Anyway, the point of my rambling is that you can't lump a magnificent V-16 phaeton with a Datsun B210 and call them the same thing..that's just stretching it too far for me!
#6 of 310 Mr. Shiftright
Feb 01, 1999 (6:26 pm)
I agree with you that the term Classic should be reserved for those true classics-like the Deusenbergs, a few Packards, Bugattis, etc. Also, Antique for the brass era of buggy type cars. Vintage for prewar II. The term old car could be applied to almost any old card. "MIlestone" might be applied to any major change or new concept-like the '49 Cad/Olds, '53 Corvette, Ford V8, "55 Chev/Pontiac[first V8"s, and others-like maybe the Mustang. Special Interest and Collector are terms a little harder to define. I take two magazines-"Special Interest Autos" and "Collectible Automobile"-and both of them feature articles about the same kinds of cars-all of them collectible and of special interest. What do you think about these two terms?
Feb 01, 1999 (8:47 pm)
I think "special interest" is really a substitute for "old car"...it's a polite and gracious way to include everybody, which is good.
"collectible" is also pretty wide-open, in that I guess if just one person collects Hillman Minx 4-door sedans then it is "collectible"...but I'd like to think the term meant that there is actually some demand country-wide, and a club and a registry, etc...something more than a pile of rubble in someone's back yard.
I like the term "milestone" because the word implies some kind of breakthrough or special feature that took hold and others copied...certainly the Mustang was a Milestone car, and the 49 Olds one of the first short-stroke, hi compression V-8s, which later dominated the 60s in America. But a 1949 Kaiser isn't a milestone, maybe just special interest. So there's the difference (the Kaiser was supposed to be radical but by the time it got to production, it was just another old design with a new skin).
Feb 06, 1999 (11:53 pm)
Is an Austin Mini Cooper classic, old or just dangerous? I live in Budapest Hungary and have the chance to buy one cheap.
Feb 07, 1999 (2:02 am)
I think the older Austin Mini Coopers are very interesting cars...not "classic" but certainly collectible...is it an "S" model? If so, it would be pretty valuable, and a total kick to drive! But if just a Cooper, a nice one (really nice one)would run you about $6,500 in the U.S.

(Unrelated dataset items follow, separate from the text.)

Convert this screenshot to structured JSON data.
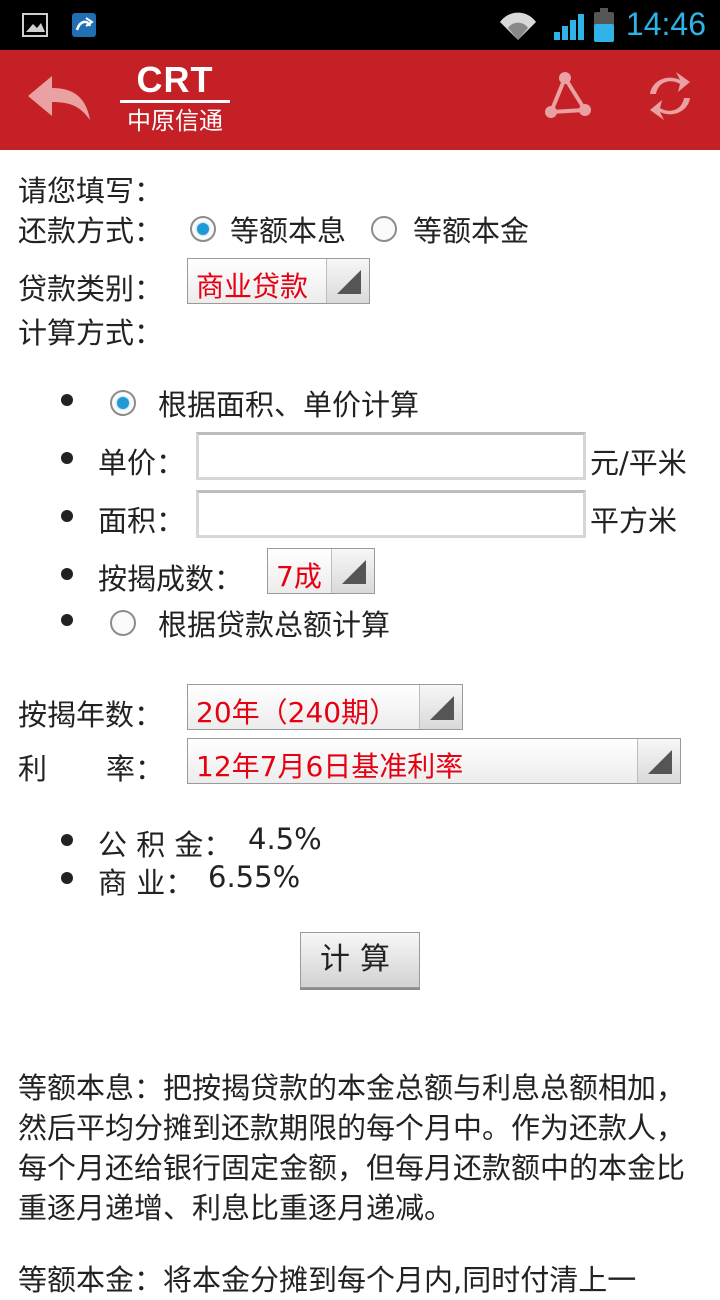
{
  "status_bar": {
    "time": "14:46"
  },
  "header": {
    "logo_main": "CRT",
    "logo_sub": "中原信通"
  },
  "form": {
    "intro": "请您填写：",
    "repay_label": "还款方式：",
    "repay_options": [
      "等额本息",
      "等额本金"
    ],
    "loan_type_label": "贷款类别：",
    "loan_type_value": "商业贷款",
    "calc_method_label": "计算方式：",
    "method_area_label": "根据面积、单价计算",
    "unit_price_label": "单价：",
    "unit_price_value": "",
    "unit_price_unit": "元/平米",
    "area_label": "面积：",
    "area_value": "",
    "area_unit": "平方米",
    "mortgage_ratio_label": "按揭成数：",
    "mortgage_ratio_value": "7成",
    "method_total_label": "根据贷款总额计算",
    "years_label": "按揭年数：",
    "years_value": "20年（240期）",
    "rate_label_1": "利",
    "rate_label_2": "率：",
    "rate_value": "12年7月6日基准利率",
    "rate_fund_label": "公 积 金：",
    "rate_fund_value": "4.5%",
    "rate_commercial_label": "商 业：",
    "rate_commercial_value": "6.55%",
    "calc_button": "计算"
  },
  "notes": {
    "equal_installment": "等额本息：把按揭贷款的本金总额与利息总额相加，然后平均分摊到还款期限的每个月中。作为还款人，每个月还给银行固定金额，但每月还款额中的本金比重逐月递增、利息比重逐月递减。",
    "equal_principal": "等额本金：将本金分摊到每个月内,同时付清上一"
  },
  "colors": {
    "header_red": "#c42025",
    "select_value_red": "#e60012",
    "status_blue": "#2fb2e6"
  }
}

If not a Cooper, but just a plain old Mini, one of the more modern Minis (850 cc I think), I don't feel that car is collectible, but still might be fun to have. I wouldn't pay much for it, though, with a whopping 37 hp!
You might want to have the car checked out...they can be a bit fragile, especially clutches and transmissions.
Feb 09, 1999 (8:16 pm)
Budaspeed-Genuine cooper S is 1275 cc.Watch for fakes using the 1275 engine from an austin 1300gt.with twin carbs.Looks the part but worthless.To check for genuine S is simple -look for 2 extra head studs easily visible at each end of the cylinder head.Other coopers of uk origin were all 998 cc.Any thing else is just a mini.Watch for rust in rear sub-frame and sills,door posts,under rear seat and spare wheel well.To be classic it must be in excellent condition and WITH HISTORY.Otherwise it is just an old car.